Bob Paauwe, Russ Craft, Kevin Wheeler

Intel Corporation

 

 

Abstract

This paper details some of the experiences and issues Intel Corporation encountered when developing and deploying a Microsoft Windows NT 4.0* based environment for use in by our chip designers. We are deploying Intel* based Windows NT workstations to engineers designing Intel's next generation products.

We offer our experiences in hope that other groups using NT in a design engineering environment can benefit. Along the way we explain how we solved the problems associated with a tightly controlled design engineering workstation and environment presented us.

1. Introduction

In 1995-1996, Intel Corporation began to deploy Windows NT to design engineering groups at our sites in Folsom, CA, Hillsboro, OR and Haifa, Israel.

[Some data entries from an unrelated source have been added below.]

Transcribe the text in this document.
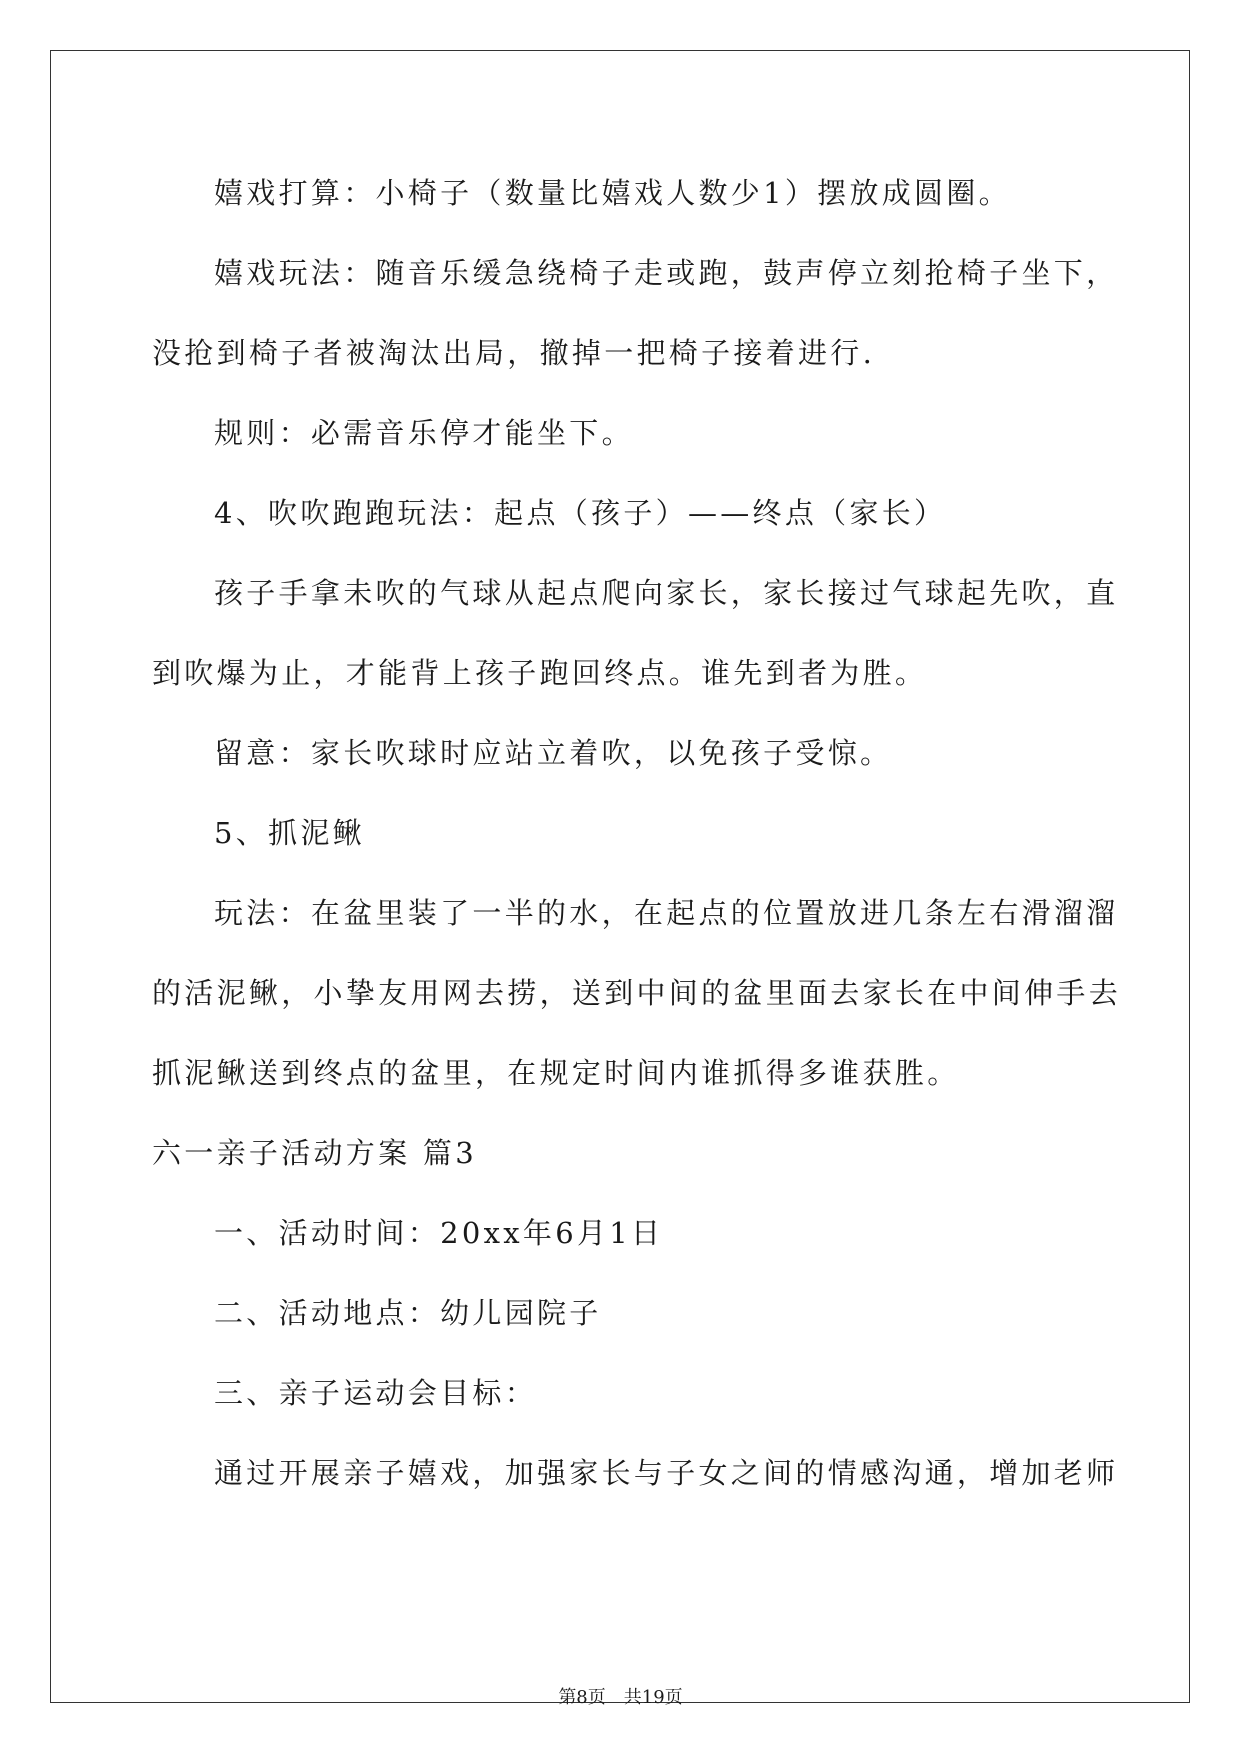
嬉戏打算：小椅子（数量比嬉戏人数少1）摆放成圆圈。
嬉戏玩法：随音乐缓急绕椅子走或跑，鼓声停立刻抢椅子坐下，
没抢到椅子者被淘汰出局，撤掉一把椅子接着进行.
规则：必需音乐停才能坐下。
4、吹吹跑跑玩法：起点（孩子）——终点（家长）
孩子手拿未吹的气球从起点爬向家长，家长接过气球起先吹，直
到吹爆为止，才能背上孩子跑回终点。谁先到者为胜。
留意：家长吹球时应站立着吹，以免孩子受惊。
5、抓泥鳅
玩法：在盆里装了一半的水，在起点的位置放进几条左右滑溜溜
的活泥鳅，小挚友用网去捞，送到中间的盆里面去家长在中间伸手去
抓泥鳅送到终点的盆里，在规定时间内谁抓得多谁获胜。
六一亲子活动方案 篇3
一、活动时间：20xx年6月1日
二、活动地点：幼儿园院子
三、亲子运动会目标：
通过开展亲子嬉戏，加强家长与子女之间的情感沟通，增加老师
第8页　共19页
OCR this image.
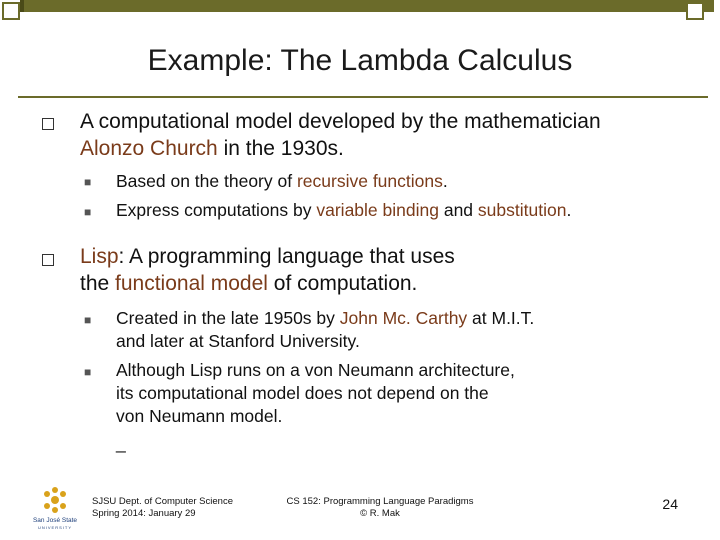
Example: The Lambda Calculus
A computational model developed by the mathematician
Alonzo Church in the 1930s.
■ Based on the theory of recursive functions.
■ Express computations by variable binding and substitution.
Lisp: A programming language that uses
the functional model of computation.
■ Created in the late 1950s by John Mc. Carthy at M.I.T.
and later at Stanford University.
■ Although Lisp runs on a von Neumann architecture,
its computational model does not depend on the
von Neumann model.
_
San José State
UNIVERSITY
SJSU Dept. of Computer Science
Spring 2014: January 29
CS 152: Programming Language Paradigms
© R. Mak
24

All of our design engineering sites have local administrative groups that support the local Design Engineering departments. The groups typically assist with normal day to day operations and maintenance of the environment while working with the Design groups to plan and develop engineering environments to meet their future needs.

The number of design engineers varies from site to site. Design engineering customers total about 5000-6000 individuals world wide, all of which run UNIX and/or NT. The need for a well-planned and functionally complete heterogeneous environment is imperative to the success of each project. The total number NT design engineering workstation number in the 1000-2000 systems worldwide.

2. Workstation Models

Our deployment of NT followed a progression from an PC running as an "Xterm" all the way up to a full-fledged engineering workstation that has full access to both NT and UNIX environments, either natively or through emulation.

2.1 Xterm Model

Our initial effort was to deploy Intel based NT workstations to the engineer's desk. The engineer could access our UNIX environment through an X Windows emulation product. The NT workstations effectively became a powerful X-Term.

By deploying Windows NT, our engineers had the convenience of having all of the productivity tools available on Windows NT (Word*, Excel*, Outlook*, etc) as well as complete access to the UNIX tools needed to design our products. This allowed us to reduce costs by providing a single desktop to meet all of our engineer's needs. It also offers us the ability to move on to an environment where some or most of the design engineer's tasks are done locally to the workstation.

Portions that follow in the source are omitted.